One of those wagon jumpers, Anthony Davenport, 35, of Clinton Hill and owner of Regal Financial in Manhattan, is ready for anything and everything Nets. “I moved to Brooklyn 13 years ago, and fell in love with the place. So now, I love everything Brooklyn,” he said. “They’re actually talking about the New York Islanders playing there, and if that happens I will become a hockey fan. Having anything associated with Brooklyn, I’m down with it.”
That includes horror-show seasons and all.
“They’ve sucked, honestly,” Davenport said of the Nets. “They’ve been trying to free up so much cap room, like when they tried to go after LeBron James. Since they didn’t get him, it’s been a waiting period.” There could be hope for the team though, according to Davenport, who thinks that the Nets could be a winning ball club in a short while–perhaps even among the NBA elite within the next few years.
“They have a ton of money that they’re going to be able to throw out there,” he explained. “The owner (Mikhail Prokhorov) is a complete egomaniac—he’s been described as the Russian Mark Cuban, so he’s going to want to win at all costs.”

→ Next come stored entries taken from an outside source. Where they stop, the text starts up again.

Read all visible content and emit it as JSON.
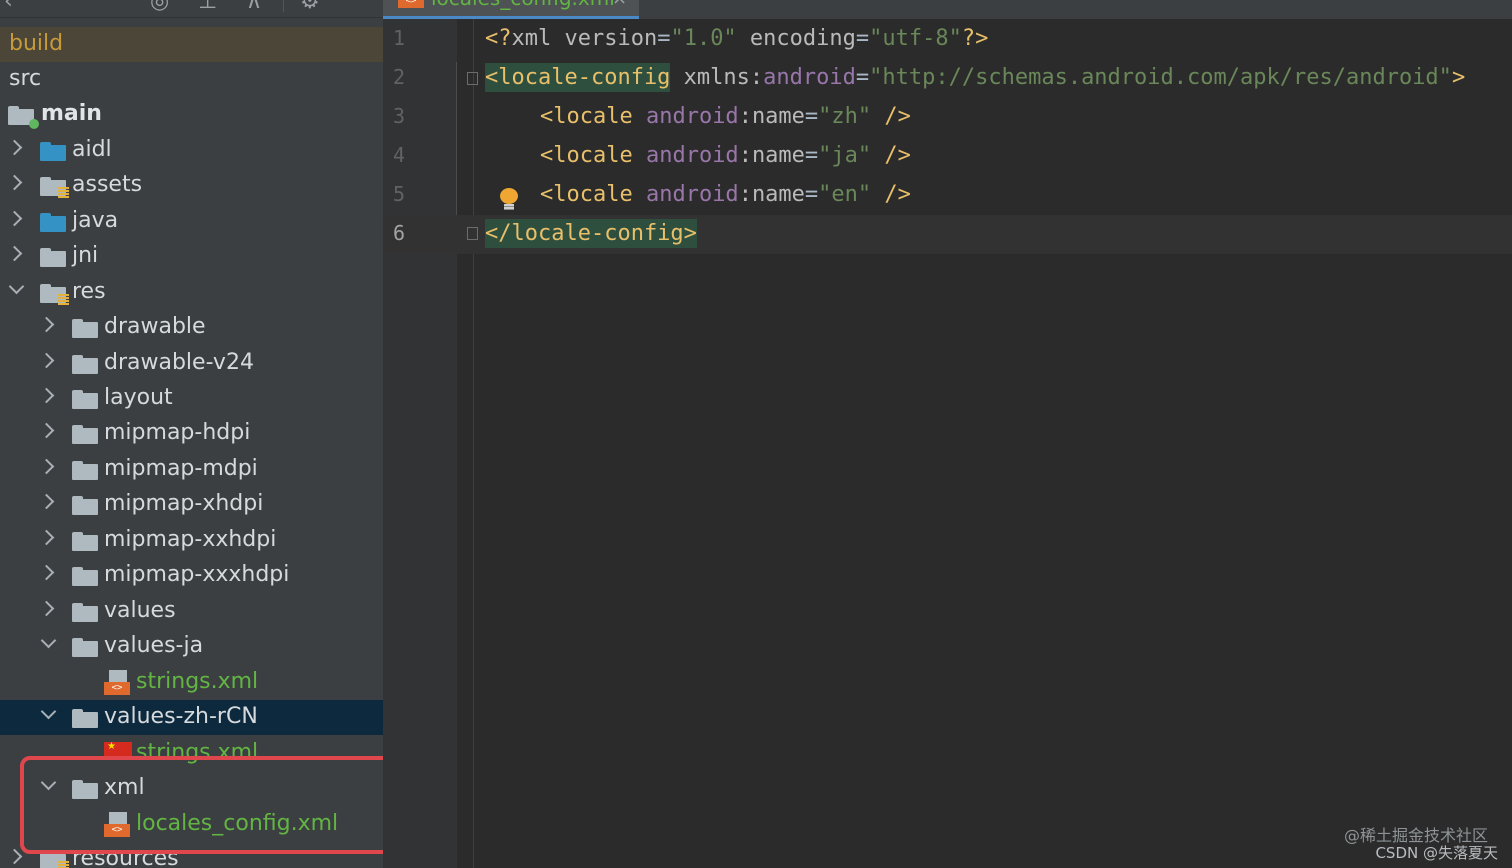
{
  "sidebar": {
    "build_label": "build",
    "src_label": "src",
    "main_label": "main",
    "items": {
      "aidl": "aidl",
      "assets": "assets",
      "java": "java",
      "jni": "jni",
      "res": "res",
      "drawable": "drawable",
      "drawable_v24": "drawable-v24",
      "layout": "layout",
      "mipmap_hdpi": "mipmap-hdpi",
      "mipmap_mdpi": "mipmap-mdpi",
      "mipmap_xhdpi": "mipmap-xhdpi",
      "mipmap_xxhdpi": "mipmap-xxhdpi",
      "mipmap_xxxhdpi": "mipmap-xxxhdpi",
      "values": "values",
      "values_ja": "values-ja",
      "strings_xml_ja": "strings.xml",
      "values_zh_rcn": "values-zh-rCN",
      "strings_xml_zh": "strings.xml",
      "xml": "xml",
      "locales_config_xml": "locales_config.xml",
      "resources": "resources"
    },
    "xml_badge": "<>",
    "highlight_color": "#e0474c"
  },
  "editor": {
    "tab_label": "locales_config.xml",
    "tab_close": "×",
    "lines": [
      {
        "num": "1"
      },
      {
        "num": "2"
      },
      {
        "num": "3"
      },
      {
        "num": "4"
      },
      {
        "num": "5"
      },
      {
        "num": "6"
      }
    ],
    "tokens": {
      "l1_open": "<?",
      "l1_xml": "xml ",
      "l1_version": "version",
      "l1_eq": "=",
      "l1_version_val": "\"1.0\"",
      "l1_encoding": " encoding",
      "l1_encoding_val": "\"utf-8\"",
      "l1_close": "?>",
      "l2_tag": "<locale-config",
      "l2_xmlns": " xmlns",
      "l2_colon": ":",
      "l2_android": "android",
      "l2_url": "\"http://schemas.android.com/apk/res/android\"",
      "l2_gt": ">",
      "loc_tag": "<locale",
      "loc_android": " android",
      "loc_name": "name",
      "loc_zh": "\"zh\"",
      "loc_ja": "\"ja\"",
      "loc_en": "\"en\"",
      "loc_end": " />",
      "l6_tag": "</locale-config>"
    }
  },
  "watermark": {
    "line1": "@稀土掘金技术社区",
    "line2": "CSDN @失落夏天"
  },
  "colors": {
    "sidebar_bg": "#3c3f41",
    "editor_bg": "#2b2b2b",
    "selection": "#0d293e",
    "vcs_green": "#62b543",
    "xml_tag": "#e8bf6a",
    "xml_string": "#6a8759",
    "xml_namespace": "#9876aa"
  }
}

And Davenport says don’t count the Nets out of the running for the city’s attention, either—partially due to the role one of Brooklyn’s most famous native sons will play.
“You’re going to have Jay-Z affiliated with it. He’s going to have his fingerprints all over the team,” he said. “I can see it very quickly going from ‘Oh my god, the New Jersey Nets are so uncompetitive, so lame, so uninteresting,’ to literally an overnight sensation where they can get players that are very, very good.”
Whether terrible or title winners, there’s no getting around the fact that the Nets are part of a huge shift in Brooklyn life and culture, brought on by the ever-growing Barclays Center. “There will be some trial and error before things run smooth over there,” Johnson said. “There is going to need to be some legendary patience shown from the team, the management, the owners, the arena and the residents of downtown Brooklyn.”
As a big NBA fan who pulls for the Knicks I’m definitely going to have to weigh in and agree with the need patience that Johnson described: No Howard and maybe no Williams might be a little too much to overcome in terms of pulling in new fans. It could be tough for Brooklyn to get behind a team that’s rolling into town surrounded by all the contention of the arena, and then on top of that, to continue their losing ways here.
Or, as my wife, Nancy Gannon, the great philosopher puts it: “Best-case scenario, they’re awesome and just eff up my parking. Worse-case scenario, they suck and they eff up my taxes and my parking.”